- Frequency: Annual
- Locations: Atlanta, Georgia Dallas, Texas Irvine, California Washington D.C., etc.
- Years active: 17
- Attendance: 13,000
- Organized by: Catalyst Leader, LLC
- People: Andy Stanley Craig Groeschel Malcolm Gladwell John Piper Francis Chan Patrick Lencioni Hillsong United
- Website: http://catalystconference.com/

= Catalyst Conference =

The Catalyst Conference (or simply Catalyst) is a series of leadership conferences focused on a new generation of church leaders.

== About Catalyst ==
Catalyst was conceived as a next-generation leaders conference in 1999 by Andy Stanley, Reggie Joiner, John Maxwell, Lanny Donoho and other young leaders. The Catalyst Conference takes place annually in Atlanta, Georgia, United States, at the Infinite Energy Arena. It is 2–3 days long. Every year Catalyst hosts groups and individuals from nearly all denominations and more than 5,000 churches and faith-based organizations. Andy Stanley, Christine Caine, Robert Madu, Craig Groeschel, Matt Redman spoke at Catalyst in 2014. The conference is a nondenominational Christian event. More than 13,000 people attended Catalyst at the Infinite Energy Arena in 2013.
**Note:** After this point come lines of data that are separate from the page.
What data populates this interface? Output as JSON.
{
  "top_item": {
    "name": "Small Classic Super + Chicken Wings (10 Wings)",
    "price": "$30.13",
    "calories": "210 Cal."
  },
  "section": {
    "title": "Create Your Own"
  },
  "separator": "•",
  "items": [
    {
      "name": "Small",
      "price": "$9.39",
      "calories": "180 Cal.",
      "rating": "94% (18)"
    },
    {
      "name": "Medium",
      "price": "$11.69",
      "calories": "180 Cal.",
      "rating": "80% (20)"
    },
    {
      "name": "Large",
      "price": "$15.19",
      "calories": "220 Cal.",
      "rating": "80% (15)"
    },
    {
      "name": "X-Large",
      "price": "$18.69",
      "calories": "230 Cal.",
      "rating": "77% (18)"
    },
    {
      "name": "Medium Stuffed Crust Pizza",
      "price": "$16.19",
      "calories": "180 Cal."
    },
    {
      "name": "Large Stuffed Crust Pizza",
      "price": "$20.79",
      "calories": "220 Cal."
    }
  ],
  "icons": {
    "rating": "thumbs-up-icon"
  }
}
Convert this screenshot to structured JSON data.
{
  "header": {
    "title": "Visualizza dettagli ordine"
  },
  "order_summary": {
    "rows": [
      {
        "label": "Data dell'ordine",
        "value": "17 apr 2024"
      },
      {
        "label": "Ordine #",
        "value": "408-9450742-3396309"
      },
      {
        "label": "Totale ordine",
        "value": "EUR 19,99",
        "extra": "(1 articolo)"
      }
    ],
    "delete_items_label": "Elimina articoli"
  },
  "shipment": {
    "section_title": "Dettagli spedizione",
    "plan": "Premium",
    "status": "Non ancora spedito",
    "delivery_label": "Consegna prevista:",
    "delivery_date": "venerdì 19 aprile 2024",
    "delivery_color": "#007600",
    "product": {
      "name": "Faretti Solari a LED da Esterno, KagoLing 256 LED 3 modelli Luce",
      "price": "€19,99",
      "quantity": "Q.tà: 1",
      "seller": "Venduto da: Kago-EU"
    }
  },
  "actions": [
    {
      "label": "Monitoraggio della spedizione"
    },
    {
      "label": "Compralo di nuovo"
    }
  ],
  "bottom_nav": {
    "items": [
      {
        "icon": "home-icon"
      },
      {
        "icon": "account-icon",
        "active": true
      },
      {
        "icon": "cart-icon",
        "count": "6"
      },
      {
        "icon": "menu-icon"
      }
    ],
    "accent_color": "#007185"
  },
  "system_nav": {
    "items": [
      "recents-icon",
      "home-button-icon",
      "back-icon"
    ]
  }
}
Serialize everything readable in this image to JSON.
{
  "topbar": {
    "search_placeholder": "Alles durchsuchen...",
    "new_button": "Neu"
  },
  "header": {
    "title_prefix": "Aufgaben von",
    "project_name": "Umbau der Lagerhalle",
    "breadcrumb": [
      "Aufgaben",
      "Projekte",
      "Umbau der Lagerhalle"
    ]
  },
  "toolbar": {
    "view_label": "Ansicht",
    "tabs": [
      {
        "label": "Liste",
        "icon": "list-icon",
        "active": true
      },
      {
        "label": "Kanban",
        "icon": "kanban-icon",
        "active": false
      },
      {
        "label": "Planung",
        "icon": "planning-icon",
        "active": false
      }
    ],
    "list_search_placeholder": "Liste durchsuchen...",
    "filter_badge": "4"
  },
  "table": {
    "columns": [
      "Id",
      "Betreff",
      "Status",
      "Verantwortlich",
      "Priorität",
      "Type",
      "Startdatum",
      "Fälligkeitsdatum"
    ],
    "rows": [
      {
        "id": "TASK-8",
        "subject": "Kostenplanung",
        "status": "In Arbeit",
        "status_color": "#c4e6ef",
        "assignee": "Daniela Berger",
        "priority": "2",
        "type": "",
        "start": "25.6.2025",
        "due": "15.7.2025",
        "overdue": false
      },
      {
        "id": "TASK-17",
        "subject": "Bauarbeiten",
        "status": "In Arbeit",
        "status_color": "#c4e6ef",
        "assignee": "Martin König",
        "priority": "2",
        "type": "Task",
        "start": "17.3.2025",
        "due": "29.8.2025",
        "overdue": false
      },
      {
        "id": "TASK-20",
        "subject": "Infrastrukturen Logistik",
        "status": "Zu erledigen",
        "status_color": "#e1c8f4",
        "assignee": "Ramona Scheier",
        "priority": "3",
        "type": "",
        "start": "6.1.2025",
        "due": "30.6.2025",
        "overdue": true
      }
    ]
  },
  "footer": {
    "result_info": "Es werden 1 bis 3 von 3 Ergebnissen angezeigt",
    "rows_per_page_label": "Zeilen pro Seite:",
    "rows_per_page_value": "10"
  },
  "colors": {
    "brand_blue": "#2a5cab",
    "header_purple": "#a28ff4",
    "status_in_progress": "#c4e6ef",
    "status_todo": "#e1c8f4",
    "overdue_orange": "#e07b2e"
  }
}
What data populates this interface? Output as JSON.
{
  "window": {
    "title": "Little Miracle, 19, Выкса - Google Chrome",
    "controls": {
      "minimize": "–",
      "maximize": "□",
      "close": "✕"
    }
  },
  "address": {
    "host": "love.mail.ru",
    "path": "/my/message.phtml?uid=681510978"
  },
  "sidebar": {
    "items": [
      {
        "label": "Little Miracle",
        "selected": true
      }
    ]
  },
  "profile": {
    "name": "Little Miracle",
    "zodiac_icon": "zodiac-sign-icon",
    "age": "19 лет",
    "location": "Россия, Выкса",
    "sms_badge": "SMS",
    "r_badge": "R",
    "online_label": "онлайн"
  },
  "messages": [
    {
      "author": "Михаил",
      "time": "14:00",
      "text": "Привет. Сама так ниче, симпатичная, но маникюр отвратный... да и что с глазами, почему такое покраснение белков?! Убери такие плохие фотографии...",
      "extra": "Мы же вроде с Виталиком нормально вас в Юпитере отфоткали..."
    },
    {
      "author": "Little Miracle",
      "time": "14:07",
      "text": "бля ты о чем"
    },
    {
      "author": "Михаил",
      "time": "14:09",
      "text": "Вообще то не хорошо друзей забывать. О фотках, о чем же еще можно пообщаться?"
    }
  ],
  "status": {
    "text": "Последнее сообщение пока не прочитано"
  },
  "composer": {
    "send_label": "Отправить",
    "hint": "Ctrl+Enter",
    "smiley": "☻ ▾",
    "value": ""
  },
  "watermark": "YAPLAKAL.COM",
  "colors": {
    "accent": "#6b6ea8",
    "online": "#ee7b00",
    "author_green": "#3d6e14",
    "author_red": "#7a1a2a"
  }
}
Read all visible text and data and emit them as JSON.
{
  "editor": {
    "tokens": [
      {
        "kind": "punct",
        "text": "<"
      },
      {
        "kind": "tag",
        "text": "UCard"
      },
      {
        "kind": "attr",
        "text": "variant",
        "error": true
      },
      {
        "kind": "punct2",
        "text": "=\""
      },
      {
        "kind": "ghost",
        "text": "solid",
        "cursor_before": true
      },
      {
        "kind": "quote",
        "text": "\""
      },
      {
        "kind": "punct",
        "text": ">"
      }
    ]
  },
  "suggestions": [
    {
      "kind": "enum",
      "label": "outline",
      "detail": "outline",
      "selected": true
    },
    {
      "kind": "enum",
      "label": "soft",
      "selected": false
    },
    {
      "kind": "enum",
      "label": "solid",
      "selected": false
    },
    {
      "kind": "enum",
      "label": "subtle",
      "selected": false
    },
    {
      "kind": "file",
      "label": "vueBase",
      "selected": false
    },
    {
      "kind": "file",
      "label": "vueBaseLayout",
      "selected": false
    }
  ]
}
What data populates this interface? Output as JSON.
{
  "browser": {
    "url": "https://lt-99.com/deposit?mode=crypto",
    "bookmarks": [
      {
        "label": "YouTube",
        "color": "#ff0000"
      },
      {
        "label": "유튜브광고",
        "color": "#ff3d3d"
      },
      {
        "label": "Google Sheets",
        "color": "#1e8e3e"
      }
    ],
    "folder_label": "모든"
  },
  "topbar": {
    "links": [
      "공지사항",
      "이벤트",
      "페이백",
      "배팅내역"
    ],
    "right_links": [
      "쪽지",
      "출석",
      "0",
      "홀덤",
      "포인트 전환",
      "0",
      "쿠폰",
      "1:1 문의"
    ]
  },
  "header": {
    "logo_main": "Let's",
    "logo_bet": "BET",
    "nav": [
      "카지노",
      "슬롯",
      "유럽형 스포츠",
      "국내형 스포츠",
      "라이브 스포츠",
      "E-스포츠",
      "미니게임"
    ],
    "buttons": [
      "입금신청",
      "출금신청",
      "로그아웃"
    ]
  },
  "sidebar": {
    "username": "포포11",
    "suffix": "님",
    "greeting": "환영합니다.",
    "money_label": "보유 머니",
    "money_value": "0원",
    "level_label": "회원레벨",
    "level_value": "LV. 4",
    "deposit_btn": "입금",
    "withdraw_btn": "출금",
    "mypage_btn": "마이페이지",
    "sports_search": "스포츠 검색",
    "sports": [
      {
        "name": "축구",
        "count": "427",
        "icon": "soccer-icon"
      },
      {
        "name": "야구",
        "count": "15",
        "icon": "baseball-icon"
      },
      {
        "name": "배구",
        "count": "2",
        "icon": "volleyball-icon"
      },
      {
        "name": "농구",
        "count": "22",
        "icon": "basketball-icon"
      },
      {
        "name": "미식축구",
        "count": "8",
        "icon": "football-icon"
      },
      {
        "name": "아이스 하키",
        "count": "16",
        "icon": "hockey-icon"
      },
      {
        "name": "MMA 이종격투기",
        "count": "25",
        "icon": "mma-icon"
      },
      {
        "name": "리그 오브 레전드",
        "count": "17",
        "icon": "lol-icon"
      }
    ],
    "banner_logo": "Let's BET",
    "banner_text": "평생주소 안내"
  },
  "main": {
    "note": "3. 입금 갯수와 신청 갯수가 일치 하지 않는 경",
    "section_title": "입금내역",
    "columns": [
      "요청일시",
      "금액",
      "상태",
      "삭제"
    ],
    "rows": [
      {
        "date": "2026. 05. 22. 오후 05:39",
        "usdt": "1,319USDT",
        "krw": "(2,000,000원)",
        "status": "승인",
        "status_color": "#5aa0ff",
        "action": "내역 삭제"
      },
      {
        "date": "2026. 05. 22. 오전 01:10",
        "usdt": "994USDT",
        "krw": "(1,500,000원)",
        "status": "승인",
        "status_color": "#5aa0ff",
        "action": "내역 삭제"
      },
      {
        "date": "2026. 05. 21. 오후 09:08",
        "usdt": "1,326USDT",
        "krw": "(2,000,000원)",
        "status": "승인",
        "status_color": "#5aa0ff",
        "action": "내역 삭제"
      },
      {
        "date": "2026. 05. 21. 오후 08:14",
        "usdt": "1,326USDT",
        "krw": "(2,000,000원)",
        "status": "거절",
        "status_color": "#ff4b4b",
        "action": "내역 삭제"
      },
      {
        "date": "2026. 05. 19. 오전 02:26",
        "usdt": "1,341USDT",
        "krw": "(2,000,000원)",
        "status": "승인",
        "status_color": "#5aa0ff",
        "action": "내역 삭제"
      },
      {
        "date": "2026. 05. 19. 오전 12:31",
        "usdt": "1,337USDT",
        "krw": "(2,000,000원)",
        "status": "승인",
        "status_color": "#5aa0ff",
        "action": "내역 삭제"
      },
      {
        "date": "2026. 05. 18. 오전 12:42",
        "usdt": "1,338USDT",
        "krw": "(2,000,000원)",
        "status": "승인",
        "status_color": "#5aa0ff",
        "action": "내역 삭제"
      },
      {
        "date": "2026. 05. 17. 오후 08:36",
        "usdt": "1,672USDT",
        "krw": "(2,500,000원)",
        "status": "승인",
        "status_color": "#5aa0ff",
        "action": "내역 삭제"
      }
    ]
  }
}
== Catalyst Conferences ==
Catalyst Conferences were held annually in major cities across the United States. The focus of the events were around worship and leadership development. The conference theme usually kicked off in Atlanta, Georgia, United States at the formerly named Infinite Energy Arena. Each year the event focused on a key leadership theme with opening and closing worship music and main session events during the day. The conference sessions covered various lectures and interview formats.

The Catalyst Conference goal is to provide individuals with applicable leadership content and memorable experiences that impact their home, church, and work.